This has been the weirdest season in the Premier League’s 28-year history. Of that, we can be sure.
Weirder than the year that Leicester City inexplicably won the thing, or when West Ham United got 42 points and still went down. Weirder than Norwich City climbing to third with a -4 goal difference and even weirder than the era that Newcastle United’s John Carver claimed he was the best coach in the league, before offering to fight his own fans.
Footballers performing in hollowed out shells of stadiums, as we all watch housebound, with recorded chants for company, has contextualised the word “weird”. And in a year-long league campaign of ups, downs and dystopia, we’ve all looked to routine for reassurance.

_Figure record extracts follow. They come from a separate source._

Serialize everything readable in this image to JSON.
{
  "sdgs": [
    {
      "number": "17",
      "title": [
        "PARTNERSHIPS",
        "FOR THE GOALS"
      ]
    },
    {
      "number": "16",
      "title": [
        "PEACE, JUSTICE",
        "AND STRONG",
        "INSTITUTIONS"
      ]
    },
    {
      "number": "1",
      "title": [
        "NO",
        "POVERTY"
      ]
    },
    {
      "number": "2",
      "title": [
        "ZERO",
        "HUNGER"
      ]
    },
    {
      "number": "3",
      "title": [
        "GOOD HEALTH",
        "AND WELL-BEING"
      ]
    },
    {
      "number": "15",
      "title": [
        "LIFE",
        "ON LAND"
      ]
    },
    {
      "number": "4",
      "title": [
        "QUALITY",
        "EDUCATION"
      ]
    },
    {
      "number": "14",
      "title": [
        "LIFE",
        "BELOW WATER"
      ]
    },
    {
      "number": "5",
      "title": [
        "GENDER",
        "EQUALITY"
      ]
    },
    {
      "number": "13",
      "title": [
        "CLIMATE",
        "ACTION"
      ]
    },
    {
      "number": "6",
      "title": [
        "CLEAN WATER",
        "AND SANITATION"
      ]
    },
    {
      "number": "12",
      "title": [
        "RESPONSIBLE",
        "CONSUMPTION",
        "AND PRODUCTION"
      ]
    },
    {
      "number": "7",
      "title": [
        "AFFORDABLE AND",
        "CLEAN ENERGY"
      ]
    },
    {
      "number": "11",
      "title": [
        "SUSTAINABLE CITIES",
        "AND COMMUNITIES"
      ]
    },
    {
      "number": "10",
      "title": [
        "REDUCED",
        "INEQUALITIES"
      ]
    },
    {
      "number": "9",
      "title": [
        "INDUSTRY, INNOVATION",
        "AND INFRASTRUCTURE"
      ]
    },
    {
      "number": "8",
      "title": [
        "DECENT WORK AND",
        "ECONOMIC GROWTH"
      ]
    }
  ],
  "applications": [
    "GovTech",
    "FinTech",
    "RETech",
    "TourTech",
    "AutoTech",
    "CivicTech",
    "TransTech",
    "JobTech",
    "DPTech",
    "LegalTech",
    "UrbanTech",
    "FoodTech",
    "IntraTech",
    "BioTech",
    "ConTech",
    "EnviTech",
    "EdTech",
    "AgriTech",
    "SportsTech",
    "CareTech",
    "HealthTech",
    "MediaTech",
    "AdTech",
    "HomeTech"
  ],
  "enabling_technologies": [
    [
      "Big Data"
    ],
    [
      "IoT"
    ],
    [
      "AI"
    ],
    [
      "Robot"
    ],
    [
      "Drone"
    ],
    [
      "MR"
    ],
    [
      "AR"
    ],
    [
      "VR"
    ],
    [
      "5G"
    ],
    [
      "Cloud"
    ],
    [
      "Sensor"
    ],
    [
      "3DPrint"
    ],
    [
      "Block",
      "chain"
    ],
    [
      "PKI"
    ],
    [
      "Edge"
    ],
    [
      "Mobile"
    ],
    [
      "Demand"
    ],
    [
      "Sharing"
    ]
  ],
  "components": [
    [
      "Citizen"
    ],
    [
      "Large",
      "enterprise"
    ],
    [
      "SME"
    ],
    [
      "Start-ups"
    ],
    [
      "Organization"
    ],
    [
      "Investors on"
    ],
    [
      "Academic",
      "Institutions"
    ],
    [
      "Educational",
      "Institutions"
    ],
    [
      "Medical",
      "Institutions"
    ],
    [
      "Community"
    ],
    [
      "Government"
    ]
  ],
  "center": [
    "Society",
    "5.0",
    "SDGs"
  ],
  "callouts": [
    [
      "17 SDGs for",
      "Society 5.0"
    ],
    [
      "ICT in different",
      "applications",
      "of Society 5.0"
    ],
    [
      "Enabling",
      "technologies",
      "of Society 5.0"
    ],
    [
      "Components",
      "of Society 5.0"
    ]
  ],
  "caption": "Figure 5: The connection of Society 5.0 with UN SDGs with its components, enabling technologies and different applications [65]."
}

Some players in the Premier League, you can set your watch by – it’s good to know that some things will survive what seems like the end of the world.
THE CASE FOR... Why Virgil van Dijk is the Premier League Player of the Year
Kevin De Bruyne is the prime candidate to; he could probably survive on Mars without a spacesuit. He is impenetrable; a rapid-fire rifle of a footballer – Steven Gerrard’s body with David Beckham’s consciousness uploaded. But it’s not because the Belgian has been comfortingly consistent that he deserves the Premier League Footballer of the Year title – the football writers' award announced this Friday – it’s because this is his defining campaign: one in which no one has been near his level.
The statistics tell half the story. Nineteen assists and 11 goals in 34 Premier League starts is his best return yet, but the manner in which the strawberry-blonde assassin has taken to leading Manchester City is at an unparalleled level right now.
De Bruyne is a very specific genre of footballer – the latest in a long line of “Sod it, I’ll do it myself” midfielders, imbued with game-changing talent and high-octane work-rate in equal abundance. There’s something about that kind of player that we really take to, on these shores; this season, he’s eclipsed Bernardo Silva’s efforts last campaign, he’s been better than Jack Grealish, James Maddison, Dani Ceballos, even Gini Wijnaldum or Bruno Fernandes.
And it's telling that the man’s only criticism is that he plays football like a robot; that watching City under Pep Guardiola is like reading a book written by predictive text. It's a nitpick at best; a playground insult that the David Bowie of Eastlands - the flame-haired superstar of Pep Guardiola's refined philosophy - is no Xavi or Iniesta, or Thiago. That he's not as cool as Pep's earlier work.
In truth, KDB might have proven this season that he's something more important - that he's a template for future midfielders to model themselves on. Has a world-class, creative winger ever seamlessly morphed into a dominant, complete midfielder like this, and done so to such a level? Arguably not.
If anything, we’ve normalised this man’s ability. The Belgian had 15 assists by February, in a wobbly City side. That’s after coming back from two ligament injuries last season too – which follow 18 and 16 assists respectively in Pep Guardiola’s first two seasons. He's been whipping balls into boxes both sides of lockdown like each one will chisel him into history. Three elite seasons in four proves he's not a fluke.
At a time where defences are compacting and Liverpool are lightyears ahead of anyone, that level of individual performance is remarkable. Imagine if De Bruyne had a defence that didn’t haemorrhage goals in transition.
Of course, any of Liverpool’s champions would make a worthy recipient of the Footballer of the Year award. Jordan Henderson has been sturdy, if not unspectacular, as the beating heart of Jurgen Klopp’s masterpiece. Sadio Mane and Mohamed Salah have taken turns in the spotlight; Trent and Robbo are full-backs of the ilk that we’ve barely seen before; as fans of the sport, we're close to collectively running out of metaphors for Virgil van Dijk's strength and supremacy.
But none of them have carried a team like Kevin De Bruyne has. None of them have put in a season like this. He was considered a star this time last year; this year, he's cemented himself as one of the defining midfielders to have played in England. He should be in the league of Gerrards, of Lampards, of Beckhams and Ballacks, Fabregases and David Silvas.
In the cliche of uncertain times, he’s been Groundhog Day; in a dysfunctional City team, he’s been reliant. If we don’t recognise his genius this time around, we never will.